Serving in a Pandemic: Local Chef Delivers for Essential Workers

When I asked chef Berkeley Braden how he got involved making and delivering free meals to nurses, truck drivers and his fellow food service workers in the pandemic—most of it on his own dime—he said his motivation was two-fold. "My first motive was selfish, " he said. "I need to be busy so I don't go stir-crazy. I can't just sit around…I have to have stuff to do."

Berkeley Braden with free meals
for truck drivers.

The second reason?

"Restaurants are fucked," he said bluntly. "Lots won't reopen, and if they do they'll have to do so in a radically different format, which screws with your margins." Braden believes that will leave a majority of industry workers—think everyone from chefs to sous chefs to prep people, wait staff, bussers, dishwashers and more—out of a job, most with no savings and short on money for food for themselves and their families.

That's when he decided to step in.

As a personal chef and caterer, Braden said, he'd done really well the last few years, so when his business slowed down due to the pandemic, he started cooking for out-of-work friends and acquaintances in the service industry who didn't have enough money to buy food.

"I enjoy helping people," he said. Plus, "as a chef, I know how to produce lots of good food for very little money."

Minestrone soup for out-of-work service industry people.

The industry lunches tend to be simple—soups, stews and sauces that he cooks in large quantities once a week. Nutritious, filling and packed with flavor, Braden ticks off a list that includes minestrone soup, coconut tomato curry, pasta puttanesca and a vegan posole. Regulars come by his kitchen to pick up packaged meals to take home. He also delivers to neighbors like the wait staff in a coffee shop near his commercial kitchen, which enables him to keep in touch with how they're doing. Another industry friend will take several meals to deliver to people he knows who are having a hard time getting by.

Braden then partnered with a client to organize a fundraiser to take lunches to long-haul truckers. His takeaway was that they're a very underserved group "who continue to get us the things we need."

Braden and coworker Izzy Davids delivering to truckers.

Following the fundraising event, Braden, his coworker Izzy Davids and friend Beth Everett teamed up to take meals out to a couple of area truck stops, looking for people sitting in their trucks. A few were confused as to why someone would do that for them, he said, since they're used to being overlooked or taken for granted.

"One guy even told us to fuck off," Braden said. But a little while later as they were packing up to leave, the trucker came back and apologized, saying that he wasn't used to having people give him something without expecting anything in return.

Kara Morris, a supervisor with Kaiser Home Health, said that Braden jumped at the chance to make lunches when Morris mentioned to Braden's wife, Tracy, that she was looking for resources for meals for her medical staff.

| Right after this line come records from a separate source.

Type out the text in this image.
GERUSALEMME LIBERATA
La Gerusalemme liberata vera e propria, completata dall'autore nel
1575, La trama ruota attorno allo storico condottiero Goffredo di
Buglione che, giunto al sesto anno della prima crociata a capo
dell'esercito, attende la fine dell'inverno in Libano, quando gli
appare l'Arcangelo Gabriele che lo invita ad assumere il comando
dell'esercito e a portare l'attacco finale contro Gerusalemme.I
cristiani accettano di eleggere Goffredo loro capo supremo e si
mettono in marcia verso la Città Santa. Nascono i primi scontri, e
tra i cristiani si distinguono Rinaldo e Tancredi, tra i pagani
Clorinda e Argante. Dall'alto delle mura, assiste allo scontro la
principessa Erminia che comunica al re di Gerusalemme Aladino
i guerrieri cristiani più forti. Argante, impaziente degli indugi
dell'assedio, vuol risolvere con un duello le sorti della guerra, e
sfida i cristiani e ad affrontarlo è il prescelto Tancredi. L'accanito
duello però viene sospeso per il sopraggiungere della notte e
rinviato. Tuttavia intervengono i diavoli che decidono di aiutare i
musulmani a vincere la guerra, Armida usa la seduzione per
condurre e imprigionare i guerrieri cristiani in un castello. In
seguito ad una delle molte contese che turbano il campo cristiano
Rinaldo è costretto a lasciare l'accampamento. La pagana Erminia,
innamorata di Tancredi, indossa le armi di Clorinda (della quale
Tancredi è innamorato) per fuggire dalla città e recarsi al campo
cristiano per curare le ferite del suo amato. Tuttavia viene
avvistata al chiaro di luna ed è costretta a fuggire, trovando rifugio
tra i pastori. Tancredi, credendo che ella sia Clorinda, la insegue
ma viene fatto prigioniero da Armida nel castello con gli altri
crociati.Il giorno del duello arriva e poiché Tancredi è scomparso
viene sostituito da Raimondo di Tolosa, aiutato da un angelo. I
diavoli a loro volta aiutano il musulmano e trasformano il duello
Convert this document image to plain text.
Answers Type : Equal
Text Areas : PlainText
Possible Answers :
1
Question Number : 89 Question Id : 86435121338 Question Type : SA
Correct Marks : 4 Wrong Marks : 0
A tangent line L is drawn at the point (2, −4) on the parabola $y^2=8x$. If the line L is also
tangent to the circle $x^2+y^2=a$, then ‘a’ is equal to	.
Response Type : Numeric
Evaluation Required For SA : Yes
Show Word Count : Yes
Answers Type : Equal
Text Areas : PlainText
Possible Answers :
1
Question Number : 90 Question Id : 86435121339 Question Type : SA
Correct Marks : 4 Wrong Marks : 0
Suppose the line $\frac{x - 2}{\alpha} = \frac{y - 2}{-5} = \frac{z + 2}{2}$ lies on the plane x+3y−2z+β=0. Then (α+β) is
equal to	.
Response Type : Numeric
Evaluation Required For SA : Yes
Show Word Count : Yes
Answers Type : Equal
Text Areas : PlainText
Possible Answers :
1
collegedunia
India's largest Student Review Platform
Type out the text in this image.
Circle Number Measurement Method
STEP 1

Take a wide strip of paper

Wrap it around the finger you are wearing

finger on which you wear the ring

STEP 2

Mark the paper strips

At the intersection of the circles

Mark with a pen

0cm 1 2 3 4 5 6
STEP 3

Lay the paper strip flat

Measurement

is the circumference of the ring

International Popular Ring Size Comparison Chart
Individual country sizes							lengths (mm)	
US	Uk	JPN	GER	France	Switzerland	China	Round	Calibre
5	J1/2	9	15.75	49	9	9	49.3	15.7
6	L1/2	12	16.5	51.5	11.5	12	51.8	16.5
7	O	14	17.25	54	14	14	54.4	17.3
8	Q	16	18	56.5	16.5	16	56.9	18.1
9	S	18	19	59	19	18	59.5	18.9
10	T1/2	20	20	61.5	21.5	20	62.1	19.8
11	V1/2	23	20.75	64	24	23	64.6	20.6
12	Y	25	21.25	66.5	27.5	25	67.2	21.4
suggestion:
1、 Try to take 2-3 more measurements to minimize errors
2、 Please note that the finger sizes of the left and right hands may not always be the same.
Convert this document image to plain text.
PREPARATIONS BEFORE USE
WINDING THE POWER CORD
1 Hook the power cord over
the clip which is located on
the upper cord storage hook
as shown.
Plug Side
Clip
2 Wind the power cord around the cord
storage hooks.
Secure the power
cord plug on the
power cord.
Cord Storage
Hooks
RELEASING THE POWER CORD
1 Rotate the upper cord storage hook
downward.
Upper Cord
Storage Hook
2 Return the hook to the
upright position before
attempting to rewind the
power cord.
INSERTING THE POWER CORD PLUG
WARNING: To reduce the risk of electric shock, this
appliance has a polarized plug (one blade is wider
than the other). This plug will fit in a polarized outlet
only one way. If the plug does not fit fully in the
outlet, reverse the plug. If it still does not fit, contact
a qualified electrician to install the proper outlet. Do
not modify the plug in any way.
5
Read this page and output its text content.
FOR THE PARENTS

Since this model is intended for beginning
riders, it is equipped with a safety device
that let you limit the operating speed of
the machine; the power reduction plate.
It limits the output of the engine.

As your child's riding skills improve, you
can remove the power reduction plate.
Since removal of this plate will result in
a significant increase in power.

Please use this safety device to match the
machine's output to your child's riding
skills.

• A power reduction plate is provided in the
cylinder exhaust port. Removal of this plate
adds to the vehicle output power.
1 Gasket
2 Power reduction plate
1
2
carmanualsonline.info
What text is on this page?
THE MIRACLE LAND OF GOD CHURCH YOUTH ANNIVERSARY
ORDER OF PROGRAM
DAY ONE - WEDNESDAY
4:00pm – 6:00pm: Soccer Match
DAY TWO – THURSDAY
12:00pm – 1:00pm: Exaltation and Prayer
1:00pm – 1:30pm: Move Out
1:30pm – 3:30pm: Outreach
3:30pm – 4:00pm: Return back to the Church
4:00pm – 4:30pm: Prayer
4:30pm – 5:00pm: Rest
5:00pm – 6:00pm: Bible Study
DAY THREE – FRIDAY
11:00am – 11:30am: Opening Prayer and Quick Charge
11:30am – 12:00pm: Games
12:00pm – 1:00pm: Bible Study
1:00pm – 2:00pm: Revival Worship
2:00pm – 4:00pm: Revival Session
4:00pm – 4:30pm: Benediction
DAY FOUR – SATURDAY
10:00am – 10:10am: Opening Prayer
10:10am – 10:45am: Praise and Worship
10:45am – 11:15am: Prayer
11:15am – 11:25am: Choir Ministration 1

Meals for frontline medical workers.

"He said he wanted to donate meals, and only asked 'when and how many?'" Morris said. "It was great—he's been so organized, thoughtful and meticulous." She said it's wonderful that her staff can swing by between rounds and pick up a meal in the middle of a stressful day.

"Home health care staff are often forgotten" in the stories about frontline medical workers in the pandemic, she said. "They're taking care of COVID positive patients, going into their homes." Morris added that the meals are so hearty that there's often enough left over for workers to take home to their own families.

Braden has been posting photographs on his Instagram feed of the meals he delivers and the masked—but obviously smiling—faces of medical staff holding their meals. He said a few people have contacted him "out of the blue" and offered to send money to "put toward something good," including one man from Alabama and another whose wife brought home leftovers from the meal he'd delivered to Kaiser that day.

While Braden said he's taking it a week at a time, he doesn't see stopping anytime soon. "I'm just happy to help people," he said. "I want to do the right thing because it's the right thing to do. It all manifests itself and gets itself out there in so many ways."

Morris agrees. "[Braden] really cares about food, the process, and the people," she said.